Colombia-based gothic doom metal outfit Charm Designer have been around for quite some time, but their debut Everlasting is only now seeing light of day. As one who is unabashedly drawn to the morose, mopey end of the metal spectrum, I think that Everlasting has all the right ingredients to make for a great gothic metal album — arrangements balanced between melodic guitar leads and atmospheric keyboards, smart songwriting choices, and just the right touch of acoustic and progressive moments — but unfortunately, it also sounds about ten years behind the curve of current metal.
Don’t get me wrong: I rarely keep up with new metal and am pretty squarely stuck in the late 90s when it comes to most of my listening habits. You could even make the argument that gothic metal, aside from a few bands who have integrated gothic atmospheres into extreme metal (or vice versa), is a pretty static genre. It has a tried-and-true template that most bands follow, and the genre isn’t built so much on innovation as it is a contest of seeing who can become the new blueprint for the genre while not really changing anything. If Charm Designer’s aim was to make a solid gothic metal album built on rock formulas, toeing the line between allegiance to doom metal and accessibility, they nailed it; but in a time when the metal genre has undergone radical changes in the past decade, Everlasting does little to stick out.
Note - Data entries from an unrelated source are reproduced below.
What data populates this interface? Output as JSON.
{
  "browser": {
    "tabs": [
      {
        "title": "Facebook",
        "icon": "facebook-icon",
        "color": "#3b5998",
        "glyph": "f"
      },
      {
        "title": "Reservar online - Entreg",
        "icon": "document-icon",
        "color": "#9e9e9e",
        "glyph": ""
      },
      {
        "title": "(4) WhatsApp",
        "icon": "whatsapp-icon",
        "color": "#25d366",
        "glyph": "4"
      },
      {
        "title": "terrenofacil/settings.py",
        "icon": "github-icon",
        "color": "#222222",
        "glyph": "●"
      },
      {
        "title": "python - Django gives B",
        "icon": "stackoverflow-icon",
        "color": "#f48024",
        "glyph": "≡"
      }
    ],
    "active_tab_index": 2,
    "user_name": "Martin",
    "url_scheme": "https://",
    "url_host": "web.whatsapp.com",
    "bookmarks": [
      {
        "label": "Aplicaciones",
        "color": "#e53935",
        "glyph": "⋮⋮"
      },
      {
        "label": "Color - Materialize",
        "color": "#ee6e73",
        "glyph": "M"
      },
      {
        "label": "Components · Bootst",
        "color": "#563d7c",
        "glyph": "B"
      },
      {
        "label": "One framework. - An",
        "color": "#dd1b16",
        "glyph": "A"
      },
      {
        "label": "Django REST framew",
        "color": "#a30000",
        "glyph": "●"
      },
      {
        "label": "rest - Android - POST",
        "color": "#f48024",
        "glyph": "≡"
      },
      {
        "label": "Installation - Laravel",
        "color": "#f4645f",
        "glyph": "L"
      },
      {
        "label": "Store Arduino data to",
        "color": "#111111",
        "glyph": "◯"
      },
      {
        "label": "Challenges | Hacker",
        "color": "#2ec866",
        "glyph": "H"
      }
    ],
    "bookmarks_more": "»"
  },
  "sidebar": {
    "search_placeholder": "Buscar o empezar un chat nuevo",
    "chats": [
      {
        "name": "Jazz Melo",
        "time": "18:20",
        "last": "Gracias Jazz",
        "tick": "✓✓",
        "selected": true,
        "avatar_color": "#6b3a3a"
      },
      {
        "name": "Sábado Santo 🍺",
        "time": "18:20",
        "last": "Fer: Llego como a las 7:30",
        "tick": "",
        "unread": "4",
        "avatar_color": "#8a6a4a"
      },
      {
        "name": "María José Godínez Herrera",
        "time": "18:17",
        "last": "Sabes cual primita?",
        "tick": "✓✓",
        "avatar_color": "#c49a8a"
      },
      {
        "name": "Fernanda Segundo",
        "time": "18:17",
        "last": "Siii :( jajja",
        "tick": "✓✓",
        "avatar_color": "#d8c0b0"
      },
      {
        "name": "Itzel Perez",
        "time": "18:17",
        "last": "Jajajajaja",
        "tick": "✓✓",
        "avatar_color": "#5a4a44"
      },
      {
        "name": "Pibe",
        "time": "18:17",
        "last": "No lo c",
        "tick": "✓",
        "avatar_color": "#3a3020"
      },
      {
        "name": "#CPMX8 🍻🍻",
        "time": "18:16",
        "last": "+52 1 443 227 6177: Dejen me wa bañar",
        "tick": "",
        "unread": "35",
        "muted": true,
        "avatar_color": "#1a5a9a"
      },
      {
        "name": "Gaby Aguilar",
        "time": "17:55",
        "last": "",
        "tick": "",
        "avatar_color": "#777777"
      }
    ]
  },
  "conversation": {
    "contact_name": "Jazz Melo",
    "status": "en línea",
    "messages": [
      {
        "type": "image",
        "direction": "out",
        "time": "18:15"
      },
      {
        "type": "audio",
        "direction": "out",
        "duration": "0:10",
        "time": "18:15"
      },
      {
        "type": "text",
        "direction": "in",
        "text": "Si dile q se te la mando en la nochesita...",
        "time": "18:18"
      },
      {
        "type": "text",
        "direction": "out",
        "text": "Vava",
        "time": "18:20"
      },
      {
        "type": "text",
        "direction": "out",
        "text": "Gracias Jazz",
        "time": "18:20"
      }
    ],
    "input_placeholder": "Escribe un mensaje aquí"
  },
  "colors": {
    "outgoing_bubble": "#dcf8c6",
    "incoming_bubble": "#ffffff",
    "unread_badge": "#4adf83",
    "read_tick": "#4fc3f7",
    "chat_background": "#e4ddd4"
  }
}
There is nothing bad on the band’s debut; the songs themselves are entirely competent on the compositional and performance levels. “Disruption” is particularly good, driven by a strong mid-tempo march that unites the bass and guitars into a hammering rhythm while the keys provide the main melody, reminiscent of My Dying Bride’s Like Gods of the Sun. “Inertial Drain” utilizes electronic samples and programmed drums as well as a sparse, keyboard-driven verse to give a hint of industrial feeling to the entire affair. The album’s true closer, “By the Unmasked,” is the album’s most memorable and dynamic cut, as Andrés Herrera’s vocals switch between a deep baritone and gritty, mid-range growls, complementing the rhythm section’s diving in and out of melodic verses into more doom-influenced territory before a triumphantly fitting solo marks the song’s halfway point. The production is suitably polished here, and the mixing is excellent; famed producer Waldemar Sorychta (Tiamat, Samael, Lacuna Coil) was brought on board to see that Everlasting reached the peak of its potential, and the mark of a seasoned producer is evident as the album runs its course.
The primary weakness of Everlasting is that it sounds outdated. In the late 90s/early 00s, this would have been a great record, a notable entry in the rather pedestrian field of goth/doom metal. But it’s not 1999, and Everlasting, while perfectly fine, isn’t much to write home about. Additionally, it doesn’t have much bite to it: The band’s reliance on rock-based structures and tendency to gravitate toward mid-paced tempo become its Achilles’ heel, especially on longer cuts, although “Endowar” and “Mentors” break out from this rut as the most aggressive tracks. Songs blur together, and while there are only nine tracks (eight if you discount the tired Depeche Mode cover), it feels much longer than it should. Everlasting will be a perfectly good album for those who are drawn toward standard practices for goth/doom metal, but on the whole, it’s merely okay.